2.3. Het CBR betoogt dat de voorzieningenrechter ten onrechte heeft geoordeeld dat het evenredig is dat [wederpartij] een nieuwe oproep voor een onderzoek naar de geschiktheid ontvangt zonder dat hij daarvoor de kosten hoeft te voldoen.
Het CBR acht het niet aannemelijk dat Post NL niet zorgvuldig zou hebben gehandeld en dat daardoor de brief van 28 september 2010 die de oproep voor het onderzoek bevatte, [wederpartij] niet heeft bereikt. Hierbij heeft het gewezen op de vaste werkwijze die Post NL hanteert bij een aangetekend verstuurde zending. Uit de verzendadministratie van het CBR en Post NL volgt dat de oproep van 28 september 2010 een dag later op het juiste adres is aangeboden. Omdat de oproep niet kon worden afgeleverd is op het adres een bericht achtergelaten met de mededeling dat deze kan worden afgehaald op het postkantoor, aldus het CBR.
2.4. Het CBR heeft bij het besluit van 5 november 2010 besloten tot ongeldigverklaring van het rijbewijs van [wederpartij] en dit besluit in bezwaar gehandhaafd.
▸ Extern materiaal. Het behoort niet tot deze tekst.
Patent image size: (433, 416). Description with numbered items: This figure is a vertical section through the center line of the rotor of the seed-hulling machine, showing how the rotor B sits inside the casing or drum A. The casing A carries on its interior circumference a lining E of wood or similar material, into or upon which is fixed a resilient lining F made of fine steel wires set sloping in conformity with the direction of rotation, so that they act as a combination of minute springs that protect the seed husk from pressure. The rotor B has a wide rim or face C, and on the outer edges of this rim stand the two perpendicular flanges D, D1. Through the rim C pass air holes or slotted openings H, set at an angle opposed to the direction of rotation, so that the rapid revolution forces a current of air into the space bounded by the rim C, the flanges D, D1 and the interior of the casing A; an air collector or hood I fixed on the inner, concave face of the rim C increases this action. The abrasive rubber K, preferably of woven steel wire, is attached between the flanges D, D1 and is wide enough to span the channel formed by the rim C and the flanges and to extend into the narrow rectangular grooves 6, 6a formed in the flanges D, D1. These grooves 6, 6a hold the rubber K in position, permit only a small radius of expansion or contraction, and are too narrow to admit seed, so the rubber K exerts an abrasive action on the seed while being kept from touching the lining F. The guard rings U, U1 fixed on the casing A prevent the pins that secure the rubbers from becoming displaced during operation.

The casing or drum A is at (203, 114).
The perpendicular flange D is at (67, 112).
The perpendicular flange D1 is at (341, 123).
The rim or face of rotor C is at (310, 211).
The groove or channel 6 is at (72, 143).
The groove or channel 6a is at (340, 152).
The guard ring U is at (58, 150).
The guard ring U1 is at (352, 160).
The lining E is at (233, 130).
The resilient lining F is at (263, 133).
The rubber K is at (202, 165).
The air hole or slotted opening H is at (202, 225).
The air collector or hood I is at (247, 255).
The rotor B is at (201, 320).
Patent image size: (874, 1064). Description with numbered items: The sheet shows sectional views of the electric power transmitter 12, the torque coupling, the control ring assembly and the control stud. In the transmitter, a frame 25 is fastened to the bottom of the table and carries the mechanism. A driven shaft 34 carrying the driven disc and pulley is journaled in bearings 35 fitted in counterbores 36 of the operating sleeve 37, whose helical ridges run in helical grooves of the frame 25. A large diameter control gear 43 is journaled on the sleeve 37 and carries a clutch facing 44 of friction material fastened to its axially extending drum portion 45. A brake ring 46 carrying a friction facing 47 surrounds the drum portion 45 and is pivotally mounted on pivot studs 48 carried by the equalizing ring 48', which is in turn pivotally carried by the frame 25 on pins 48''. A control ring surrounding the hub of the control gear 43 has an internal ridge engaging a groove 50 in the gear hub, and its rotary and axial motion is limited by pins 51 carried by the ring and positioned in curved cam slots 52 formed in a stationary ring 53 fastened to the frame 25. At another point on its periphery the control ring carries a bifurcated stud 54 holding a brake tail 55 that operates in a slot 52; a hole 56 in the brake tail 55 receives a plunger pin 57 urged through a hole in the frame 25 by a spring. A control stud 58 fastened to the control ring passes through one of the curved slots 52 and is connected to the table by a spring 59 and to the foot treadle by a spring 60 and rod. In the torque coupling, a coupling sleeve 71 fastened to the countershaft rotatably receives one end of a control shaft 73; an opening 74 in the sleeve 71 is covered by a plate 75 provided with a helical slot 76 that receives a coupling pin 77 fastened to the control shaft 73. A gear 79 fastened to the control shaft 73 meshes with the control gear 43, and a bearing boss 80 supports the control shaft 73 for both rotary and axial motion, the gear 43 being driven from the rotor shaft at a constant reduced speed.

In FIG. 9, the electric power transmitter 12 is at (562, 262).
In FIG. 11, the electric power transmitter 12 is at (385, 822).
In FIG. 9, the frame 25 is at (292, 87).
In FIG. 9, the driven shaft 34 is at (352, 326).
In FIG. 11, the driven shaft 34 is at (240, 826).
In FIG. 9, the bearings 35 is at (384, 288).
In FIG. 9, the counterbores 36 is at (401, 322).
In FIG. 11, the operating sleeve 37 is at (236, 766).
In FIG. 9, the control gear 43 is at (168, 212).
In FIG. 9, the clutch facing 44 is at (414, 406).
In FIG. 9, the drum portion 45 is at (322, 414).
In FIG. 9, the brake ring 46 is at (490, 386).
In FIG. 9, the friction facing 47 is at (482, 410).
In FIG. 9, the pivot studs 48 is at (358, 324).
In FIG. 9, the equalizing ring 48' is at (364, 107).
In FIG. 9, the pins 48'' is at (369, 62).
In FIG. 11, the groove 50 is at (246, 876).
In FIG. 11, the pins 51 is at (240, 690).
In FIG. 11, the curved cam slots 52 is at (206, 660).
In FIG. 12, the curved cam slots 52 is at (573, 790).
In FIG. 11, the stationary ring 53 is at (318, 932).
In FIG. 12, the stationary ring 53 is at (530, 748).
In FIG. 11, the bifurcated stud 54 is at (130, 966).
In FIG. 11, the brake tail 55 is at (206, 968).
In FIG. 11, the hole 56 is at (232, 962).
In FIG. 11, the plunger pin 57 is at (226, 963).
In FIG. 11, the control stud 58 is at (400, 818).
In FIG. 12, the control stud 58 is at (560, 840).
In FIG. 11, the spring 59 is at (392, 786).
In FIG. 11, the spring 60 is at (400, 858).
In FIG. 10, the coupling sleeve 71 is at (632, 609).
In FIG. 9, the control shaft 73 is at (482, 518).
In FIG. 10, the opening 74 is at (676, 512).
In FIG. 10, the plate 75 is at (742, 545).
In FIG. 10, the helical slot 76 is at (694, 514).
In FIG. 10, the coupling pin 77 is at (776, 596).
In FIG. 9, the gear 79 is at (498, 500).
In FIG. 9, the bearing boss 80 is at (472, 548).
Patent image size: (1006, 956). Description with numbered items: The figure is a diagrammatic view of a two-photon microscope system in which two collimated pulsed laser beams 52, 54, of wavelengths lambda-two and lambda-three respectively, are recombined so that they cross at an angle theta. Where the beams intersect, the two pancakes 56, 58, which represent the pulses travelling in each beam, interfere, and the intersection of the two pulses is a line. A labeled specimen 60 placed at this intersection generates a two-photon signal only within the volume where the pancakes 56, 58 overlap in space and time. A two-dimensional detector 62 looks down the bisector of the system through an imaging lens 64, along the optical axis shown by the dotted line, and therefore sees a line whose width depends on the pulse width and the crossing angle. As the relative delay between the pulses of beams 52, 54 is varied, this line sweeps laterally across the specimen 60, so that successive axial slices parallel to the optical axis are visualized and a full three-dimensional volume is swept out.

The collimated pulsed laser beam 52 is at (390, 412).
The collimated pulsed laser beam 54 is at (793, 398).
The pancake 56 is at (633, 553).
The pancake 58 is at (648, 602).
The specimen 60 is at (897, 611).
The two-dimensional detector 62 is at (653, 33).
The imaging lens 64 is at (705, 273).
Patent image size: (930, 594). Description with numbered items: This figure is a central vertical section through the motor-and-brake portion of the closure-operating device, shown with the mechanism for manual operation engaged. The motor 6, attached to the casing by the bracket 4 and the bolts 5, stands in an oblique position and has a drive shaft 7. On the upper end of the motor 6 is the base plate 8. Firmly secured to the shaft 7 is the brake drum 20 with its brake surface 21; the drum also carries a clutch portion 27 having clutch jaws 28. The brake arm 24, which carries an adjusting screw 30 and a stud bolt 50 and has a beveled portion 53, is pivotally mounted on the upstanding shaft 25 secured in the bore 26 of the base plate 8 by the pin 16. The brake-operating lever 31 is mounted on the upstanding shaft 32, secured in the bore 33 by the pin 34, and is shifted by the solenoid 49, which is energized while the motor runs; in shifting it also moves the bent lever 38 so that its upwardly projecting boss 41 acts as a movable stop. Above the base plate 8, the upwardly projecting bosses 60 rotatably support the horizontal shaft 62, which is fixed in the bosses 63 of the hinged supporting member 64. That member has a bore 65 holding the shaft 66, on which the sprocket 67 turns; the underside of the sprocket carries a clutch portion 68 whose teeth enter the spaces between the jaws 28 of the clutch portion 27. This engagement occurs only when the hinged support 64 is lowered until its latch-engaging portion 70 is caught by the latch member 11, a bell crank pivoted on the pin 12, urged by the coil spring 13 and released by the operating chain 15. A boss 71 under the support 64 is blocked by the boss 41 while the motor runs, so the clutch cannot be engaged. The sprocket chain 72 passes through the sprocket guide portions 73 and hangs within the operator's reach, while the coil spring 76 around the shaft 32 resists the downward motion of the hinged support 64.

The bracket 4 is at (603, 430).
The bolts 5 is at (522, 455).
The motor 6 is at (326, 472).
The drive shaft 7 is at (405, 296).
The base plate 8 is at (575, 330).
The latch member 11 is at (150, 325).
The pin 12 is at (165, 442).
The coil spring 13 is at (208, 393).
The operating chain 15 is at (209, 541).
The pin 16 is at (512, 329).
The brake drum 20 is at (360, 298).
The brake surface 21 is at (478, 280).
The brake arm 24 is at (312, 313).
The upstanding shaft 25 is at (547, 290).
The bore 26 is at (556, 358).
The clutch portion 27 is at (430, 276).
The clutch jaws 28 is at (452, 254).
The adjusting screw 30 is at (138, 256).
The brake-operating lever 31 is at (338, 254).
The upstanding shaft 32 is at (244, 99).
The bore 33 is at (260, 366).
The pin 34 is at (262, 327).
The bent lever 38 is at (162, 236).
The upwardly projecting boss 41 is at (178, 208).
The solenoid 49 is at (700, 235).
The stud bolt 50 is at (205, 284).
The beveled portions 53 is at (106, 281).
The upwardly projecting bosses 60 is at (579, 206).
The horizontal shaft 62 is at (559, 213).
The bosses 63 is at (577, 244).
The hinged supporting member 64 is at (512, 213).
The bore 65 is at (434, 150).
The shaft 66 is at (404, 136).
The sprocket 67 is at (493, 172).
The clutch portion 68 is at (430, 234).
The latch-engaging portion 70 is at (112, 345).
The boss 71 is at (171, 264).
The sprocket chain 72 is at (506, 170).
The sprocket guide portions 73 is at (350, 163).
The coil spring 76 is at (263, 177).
Het CBR heeft in een begeleidende brief bij het besluit van 5 november 2010 uiteengezet op welke wijze [wederpartij] een nieuw rijbewijs kan aanvragen en aan welke verplichtingen hij dan dient te voldoen.
Anders dan de voorzieningenrechter is de Afdeling van oordeel dat de vraag of het CBR gehouden is [wederpartij] op te roepen voor een nieuw onderzoek naar zijn geschiktheid zonder dat hij daarvoor opnieuw de kosten dient te voldoen, niet in deze procedure voorligt.
De Afdeling oordeelt ambtshalve dat de voorzieningenrechter, voor zover hij heeft bepaald dat het evenredig is dat [wederpartij] een nieuwe oproep ontvangt voor een onderzoek naar de geschiktheid zonder dat hij daarvoor opnieuw de kosten hoeft te betalen, buiten de omvang van het geding is getreden.
2.5. Het hoger beroep is gegrond. De aangevallen uitspraak dient te worden vernietigd, voor zover aangevallen. Nu [wederpartij] niet tegen het oordeel van de voorzieningenrechter dat het CBR terecht het rijbewijs ongeldig heeft verklaard, is opgekomen, dient in hoger beroep te worden uitgegaan van de juistheid van dit oordeel. Gelet hierop zal de Afdeling, doende hetgeen de rechtbank zou behoren te doen, het beroep van [wederpartij] tegen het besluit van 28 januari 2011 ongegrond verklaren.
2.6. Voor een proceskostenveroordeling bestaat geen aanleiding.
De Afdeling bestuursrechtspraak van de Raad van State
Recht doende in naam der Koningin:
I. verklaart het hoger beroep gegrond;
II. vernietigt de uitspraak van de voorzieningenrechter van de rechtbank Rotterdam van 4 mei 2011 in zaak nr. 11/1119;
III. verklaart het door [wederpartij] ingestelde beroep tegen het besluit van de stichting Stichting Centraal Bureau Rijvaardigheidsbewijzen van 28 januari 2011, kenmerk 2010009903/BB, ongegrond.
Aldus vastgesteld door mr. C.H.M. van Altena, lid van de enkelvoudige kamer, in tegenwoordigheid van mr. J. de Vries, ambtenaar van staat.